Given the above, a good ROC curve is one that swings as close to the top left portion of the axes as possible.

Here’s a picture that illustrates this:

(source)

Compared to what?

Note the dashed line across the middle. This indicates what you would expect to happen with TPR and FPR if your classifier was random. In other words, we can compare our ROC curve to the “random classifier” line to determine how much better our classifier is doing than random guessing.

We use a metric called area under the curve (AUC) to calculate this difference.

This measures the area under the ROC curve. The value ranges from 0 to 1, but since a random classifier has an AUC of 0.5, we’re looking for values > 0.5.

## ROC curves in scikit-learn¶

Fortunately, we don’t need to do all the manual calculations above to generate an ROC curve.

As usual, scikit-learn has us covered!

Below, we call the roc_curve function to generate an ROC curve:

from sklearn.metrics import roc_curve

fpr, tpr, thresholds = roc_curve(
y_true = ytest,
y_score = knn.predict_proba(X = xtest)[:, 1],
pos_label = 'versicolor'
)

tpr
fpr
# thresholds

array([0.        , 0.05882353, 0.11764706, 0.11764706, 0.17647059,
0.23529412, 1.        ])


Then, we can graph the results:

g = sns.pointplot(
x = fpr,
y = tpr
)

g.set_xlabel("False Positive Rate")
g.set_ylabel("True Positive Rate")
g.set_xticklabels(np.arange(0, 1.1, 0.2))
plt.show()


### AUC (Area Under the Curve)¶

scikit-learn also exports an AUC function that will report how our ROC curve fares:

from sklearn.metrics import roc_auc_score

roc_auc_score(
y_true = ytest,
y_score = knn.predict_proba(X = xtest)[:, 1], # get probabilities for 'versicolor'
labels = ['versicolor', 'non-versicolor']
)

0.8755656108597285


# Evaluating classification algorithms: summary¶

When we use a classification algorithm like $$k$$-nearest neighbors, we want a way to quantify how well it performs with test data.

1. The most intuitive way to do so is with accuracy, but this can mis-construe our classifier’s performance when we have imbalanced data.
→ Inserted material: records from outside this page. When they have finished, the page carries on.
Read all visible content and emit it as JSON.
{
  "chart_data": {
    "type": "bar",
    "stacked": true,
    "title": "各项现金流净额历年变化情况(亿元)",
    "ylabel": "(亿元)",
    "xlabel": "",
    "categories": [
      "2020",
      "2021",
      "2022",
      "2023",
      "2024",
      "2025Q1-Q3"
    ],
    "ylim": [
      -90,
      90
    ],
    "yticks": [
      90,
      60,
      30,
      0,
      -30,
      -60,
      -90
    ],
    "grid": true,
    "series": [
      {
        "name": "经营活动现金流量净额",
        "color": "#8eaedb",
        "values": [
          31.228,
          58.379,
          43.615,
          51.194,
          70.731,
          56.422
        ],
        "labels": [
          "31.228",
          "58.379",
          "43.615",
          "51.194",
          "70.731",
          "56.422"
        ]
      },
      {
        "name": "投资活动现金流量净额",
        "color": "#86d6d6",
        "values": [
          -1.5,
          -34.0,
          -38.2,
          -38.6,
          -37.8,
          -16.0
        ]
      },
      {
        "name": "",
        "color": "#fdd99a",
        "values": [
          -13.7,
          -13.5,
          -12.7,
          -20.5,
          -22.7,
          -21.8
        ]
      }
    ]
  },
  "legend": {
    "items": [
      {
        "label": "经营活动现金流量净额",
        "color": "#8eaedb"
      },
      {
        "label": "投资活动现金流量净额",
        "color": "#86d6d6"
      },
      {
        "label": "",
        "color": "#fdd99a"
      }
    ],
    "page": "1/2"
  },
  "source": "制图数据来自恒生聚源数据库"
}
2. Alternatives that rely on the confusion matrix allow us to weight the relative impact of different kinds of errors (false positives and false negatives).

3. Recognizing that our rate of false positives and false negatives is sensitive to the classification threshold used in our model (e.g., the “voting” procedure in k-NN), we can use an ROC curve to examine the classifier’s success across a range of thresholds.